Train shape: (36000, 14), Test shape: (9000, 14)


In [7]:

# ---------- Step 1: Load dataset ----------
df = pd.read_csv("loan_data.csv")

# Convert categorical to string
categorical_cols = [
    "person_gender", "person_education", "person_home_ownership",
    "loan_intent", "previous_loan_defaults_on_file"
]
for col in categorical_cols:
    df[col] = df[col].astype(str)

# ---------- Step 2: Split dataset ----------
train_df, test_df = train_test_split(df, test_size=0.2, random_state=42)

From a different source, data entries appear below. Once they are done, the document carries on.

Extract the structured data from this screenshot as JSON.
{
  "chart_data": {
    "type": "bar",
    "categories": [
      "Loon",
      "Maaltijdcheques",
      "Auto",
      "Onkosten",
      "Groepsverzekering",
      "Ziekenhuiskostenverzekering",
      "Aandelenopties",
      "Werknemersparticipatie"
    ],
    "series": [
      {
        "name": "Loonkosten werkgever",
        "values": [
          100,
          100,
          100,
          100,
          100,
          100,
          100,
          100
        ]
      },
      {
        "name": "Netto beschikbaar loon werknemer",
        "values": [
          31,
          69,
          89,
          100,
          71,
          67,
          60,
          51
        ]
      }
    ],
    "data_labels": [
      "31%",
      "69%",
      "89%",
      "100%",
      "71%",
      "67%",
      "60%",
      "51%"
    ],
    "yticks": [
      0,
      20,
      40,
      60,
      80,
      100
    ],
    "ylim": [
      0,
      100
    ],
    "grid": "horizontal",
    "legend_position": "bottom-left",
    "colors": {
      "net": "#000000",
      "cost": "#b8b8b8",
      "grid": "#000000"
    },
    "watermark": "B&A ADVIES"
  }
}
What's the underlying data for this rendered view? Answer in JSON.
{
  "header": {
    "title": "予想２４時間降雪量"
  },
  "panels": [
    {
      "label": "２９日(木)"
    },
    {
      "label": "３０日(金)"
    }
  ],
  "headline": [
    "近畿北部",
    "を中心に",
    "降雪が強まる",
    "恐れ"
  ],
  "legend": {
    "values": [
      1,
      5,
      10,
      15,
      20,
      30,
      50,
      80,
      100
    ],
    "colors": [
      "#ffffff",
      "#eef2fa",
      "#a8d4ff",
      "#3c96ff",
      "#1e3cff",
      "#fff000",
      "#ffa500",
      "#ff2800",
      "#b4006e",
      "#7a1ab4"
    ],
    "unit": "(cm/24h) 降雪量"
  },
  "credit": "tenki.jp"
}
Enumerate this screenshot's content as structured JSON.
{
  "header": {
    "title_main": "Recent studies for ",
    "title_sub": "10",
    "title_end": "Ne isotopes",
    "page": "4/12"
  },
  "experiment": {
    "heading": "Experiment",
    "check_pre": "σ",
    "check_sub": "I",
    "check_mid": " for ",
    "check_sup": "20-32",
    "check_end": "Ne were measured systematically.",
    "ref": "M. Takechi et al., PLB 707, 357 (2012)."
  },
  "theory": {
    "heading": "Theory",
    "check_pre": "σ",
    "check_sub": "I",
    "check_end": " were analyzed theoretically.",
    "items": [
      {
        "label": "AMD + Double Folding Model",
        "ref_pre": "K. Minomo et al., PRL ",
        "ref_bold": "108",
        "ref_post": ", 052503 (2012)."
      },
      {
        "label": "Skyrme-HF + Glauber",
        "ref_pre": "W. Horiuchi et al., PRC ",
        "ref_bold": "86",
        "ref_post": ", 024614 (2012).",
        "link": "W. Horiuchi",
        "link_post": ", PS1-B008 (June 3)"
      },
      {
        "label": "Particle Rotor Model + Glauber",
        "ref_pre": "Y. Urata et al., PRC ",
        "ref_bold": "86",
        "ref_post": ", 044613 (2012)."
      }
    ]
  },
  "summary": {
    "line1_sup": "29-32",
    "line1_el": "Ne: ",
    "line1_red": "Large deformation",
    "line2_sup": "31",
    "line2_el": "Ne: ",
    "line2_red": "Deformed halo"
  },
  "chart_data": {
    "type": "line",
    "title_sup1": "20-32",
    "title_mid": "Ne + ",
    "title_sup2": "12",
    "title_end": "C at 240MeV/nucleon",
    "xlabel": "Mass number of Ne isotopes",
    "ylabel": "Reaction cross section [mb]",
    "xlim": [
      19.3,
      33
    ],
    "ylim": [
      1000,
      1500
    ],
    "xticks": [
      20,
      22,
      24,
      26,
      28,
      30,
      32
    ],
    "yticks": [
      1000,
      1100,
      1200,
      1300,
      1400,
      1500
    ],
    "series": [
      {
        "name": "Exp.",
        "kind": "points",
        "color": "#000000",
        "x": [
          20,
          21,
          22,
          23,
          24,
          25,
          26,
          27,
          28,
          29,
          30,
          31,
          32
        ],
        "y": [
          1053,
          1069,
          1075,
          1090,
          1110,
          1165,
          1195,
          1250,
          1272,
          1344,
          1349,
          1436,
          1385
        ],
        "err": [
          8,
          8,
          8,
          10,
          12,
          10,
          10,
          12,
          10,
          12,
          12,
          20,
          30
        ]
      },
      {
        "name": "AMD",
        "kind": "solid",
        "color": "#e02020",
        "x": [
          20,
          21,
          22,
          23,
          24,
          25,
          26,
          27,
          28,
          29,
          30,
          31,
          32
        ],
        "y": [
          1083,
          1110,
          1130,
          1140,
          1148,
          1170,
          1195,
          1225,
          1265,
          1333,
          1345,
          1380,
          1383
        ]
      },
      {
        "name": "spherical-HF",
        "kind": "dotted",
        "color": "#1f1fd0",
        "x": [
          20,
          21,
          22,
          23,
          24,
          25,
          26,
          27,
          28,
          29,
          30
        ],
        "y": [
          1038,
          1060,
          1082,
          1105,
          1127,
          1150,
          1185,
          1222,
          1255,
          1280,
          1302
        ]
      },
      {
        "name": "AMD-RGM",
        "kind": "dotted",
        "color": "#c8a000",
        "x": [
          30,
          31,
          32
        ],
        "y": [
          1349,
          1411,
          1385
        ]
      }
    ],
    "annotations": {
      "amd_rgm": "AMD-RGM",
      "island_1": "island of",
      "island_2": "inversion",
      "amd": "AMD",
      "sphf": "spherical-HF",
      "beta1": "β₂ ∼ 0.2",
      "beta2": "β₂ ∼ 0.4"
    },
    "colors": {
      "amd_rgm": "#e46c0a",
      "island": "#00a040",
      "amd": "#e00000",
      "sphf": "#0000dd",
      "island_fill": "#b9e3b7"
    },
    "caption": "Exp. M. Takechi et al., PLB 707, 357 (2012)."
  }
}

# ---------- Step 3: Define a DSPy ChainOfThought module ----------
class LoanApprovalReasoner(dspy.Module):
    def __init__(self):
        super().__init__()
        # Use ChainOfThought to give reasoning along with prediction
        self.reason_model = dspy.ChainOfThought(
            "person_age: float, person_gender: str, person_education: str, "
            "person_income: float, person_emp_exp: int, person_home_ownership: str, "
            "loan_amnt: float, loan_intent: str, loan_int_rate: float, loan_percent_income: float, "
            "cb_person_cred_hist_length: float, credit_score: int, previous_loan_defaults_on_file: str "
            "-> loan_status: int, reasoning: str"
        )

    def forward(self, **features):
        result = self.reason_model(**features)
        return result

# ---------- Step 4: Initialize DSPy ----------
dspy.settings.configure(lm=dspy.LM("openai/gpt-4o-mini"))
loan_reasoner = LoanApprovalReasoner()
# ---------- Step 5: Test prediction + reasoning ----------
sample_input = {
    "person_age": 29,
    "person_gender": "female",
    "person_education": "Bachelor",
    "person_income": 70000,
    "person_emp_exp": 6,
    "person_home_ownership": "OWN",
    "loan_amnt": 12000,
    "loan_intent": "EDUCATION",
    "loan_int_rate": 9.8,
    "loan_percent_income": 0.17,
    "cb_person_cred_hist_length": 5,
    "credit_score": 750,
    "previous_loan_defaults_on_file": "No"
}

output = loan_reasoner(**sample_input)

print("Predicted loan_status:", output["loan_status"])
print("Reasoning:\n", output["reasoning"])

Predicted loan_status: 1
Reasoning:
 The applicant is 29 years old, has a Bachelor's degree, and a stable income of $70,000 with 6 years of employment experience. They own their home, which indicates financial stability. The loan amount of $12,000 for education purposes is reasonable given their income, as it only represents 17% of their income. Additionally, they have a good credit score of 750 and no previous loan defaults, which further supports their ability to repay the loan. Therefore, the loan should be approved.